Undermining the strong refinery data, China did on Friday report its weakest economic growth since 2009 in the third quarter, with GDP expanding by only 6.5%, missing estimates.

The weak economic data raised concerns that the country’s trade war with US is beginning to have an impact on growth, which may limit China’s oil demand.

The trade war concerns combined with surging US oil stockpiles reported on Thursday are capping the day’s price gains.

US crude stocks last week climbed 6.5-million barrels, the fourth consecutive weekly build, almost triple the amount analysts had forecast, the US Energy Information Administration said on Wednesday.

“EIA Weekly Petroleum Status Report was a complete shocker sending oil markets spiralling lower amidst some concerning development for oil bulls,” said Stephen Innes, head of trading Asia-Pacific at Oanda in Singapore.

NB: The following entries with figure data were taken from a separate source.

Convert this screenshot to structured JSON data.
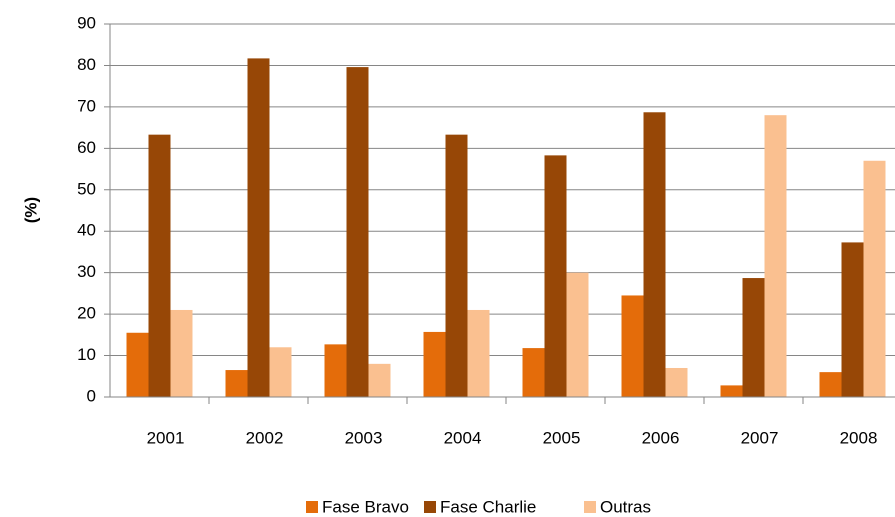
{
  "chart_data": {
    "type": "bar",
    "y_label": "(%)",
    "categories": [
      "2001",
      "2002",
      "2003",
      "2004",
      "2005",
      "2006",
      "2007",
      "2008"
    ],
    "series": [
      {
        "name": "Fase Bravo",
        "color": "#e46c0a",
        "values": [
          15.5,
          6.5,
          12.7,
          15.7,
          11.8,
          24.5,
          2.8,
          6
        ]
      },
      {
        "name": "Fase Charlie",
        "color": "#974706",
        "values": [
          63.3,
          81.7,
          79.6,
          63.3,
          58.3,
          68.7,
          28.7,
          37.3
        ]
      },
      {
        "name": "Outras",
        "color": "#fac090",
        "values": [
          21,
          12,
          8,
          21,
          30,
          7,
          68,
          57
        ]
      }
    ],
    "ylim": [
      0,
      90
    ],
    "yticks": [
      0,
      10,
      20,
      30,
      40,
      50,
      60,
      70,
      80,
      90
    ],
    "grid": true,
    "legend": "bottom"
  }
}
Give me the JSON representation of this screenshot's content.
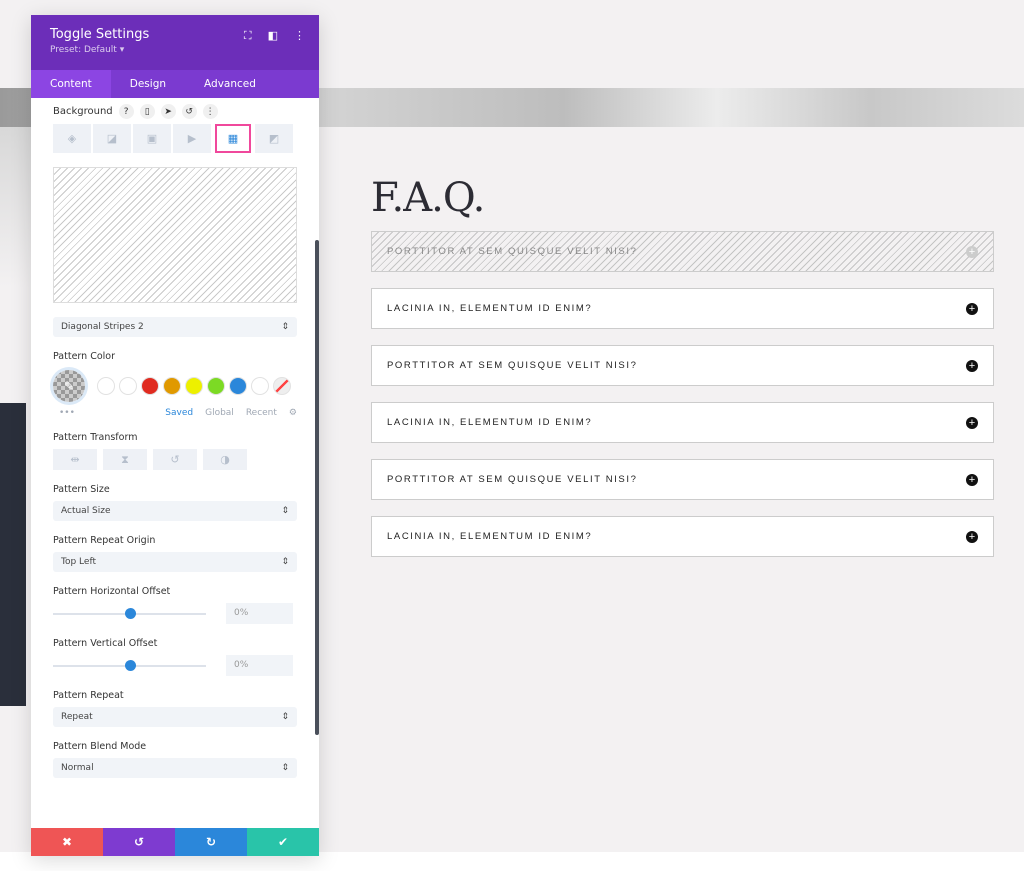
{
  "panel": {
    "title": "Toggle Settings",
    "preset": "Preset: Default ▾",
    "tabs": [
      "Content",
      "Design",
      "Advanced"
    ],
    "background_label": "Background",
    "pattern_select": "Diagonal Stripes 2",
    "pattern_color_label": "Pattern Color",
    "swatches": [
      "#ffffff",
      "#ffffff",
      "#e02b20",
      "#e09900",
      "#edf000",
      "#7cda24",
      "#2b87da",
      "#ffffff"
    ],
    "color_tabs": [
      "Saved",
      "Global",
      "Recent"
    ],
    "pattern_transform_label": "Pattern Transform",
    "pattern_size_label": "Pattern Size",
    "pattern_size": "Actual Size",
    "repeat_origin_label": "Pattern Repeat Origin",
    "repeat_origin": "Top Left",
    "h_offset_label": "Pattern Horizontal Offset",
    "h_offset": "0%",
    "v_offset_label": "Pattern Vertical Offset",
    "v_offset": "0%",
    "repeat_label": "Pattern Repeat",
    "repeat": "Repeat",
    "blend_label": "Pattern Blend Mode",
    "blend": "Normal",
    "colors": {
      "header": "#6c2eb9",
      "cancel": "#ef5555",
      "undo": "#7e3bd0",
      "redo": "#2b87da",
      "save": "#29c4a9"
    }
  },
  "faq": {
    "title": "F.A.Q.",
    "items": [
      "PORTTITOR AT SEM QUISQUE VELIT NISI?",
      "LACINIA IN, ELEMENTUM ID ENIM?",
      "PORTTITOR AT SEM QUISQUE VELIT NISI?",
      "LACINIA IN, ELEMENTUM ID ENIM?",
      "PORTTITOR AT SEM QUISQUE VELIT NISI?",
      "LACINIA IN, ELEMENTUM ID ENIM?"
    ]
  }
}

Inventories rose sharply even as US crude production slipped 300,000bbl/day to 10.9-million barrels a day last week due to the effects of offshore facilities closing temporarily for Hurricane Michael.

Meanwhile, Iranian oil exports may have increased in October when compared to the previous month as buyers rush to lift more cargoes ahead of looming US sanctions that kick in on November 4.

An unprecedented volume of Iranian crude oil is set to arrive at China’s northeast Dalian port this month and in early November before US sanctions on Iran take effect, according to an Iranian shipping source and data on Refinitiv Eikon.

So far, a total of 22-million barrels of Iranian crude oil loaded on supertankers owned by the National Iranian Tanker Company are expected to arrive at Dalian in October and November, the data showed. Dalian typically receives between 1-million and 3-million barrels of Iranian oil each month, according to data that dates back to January 2015.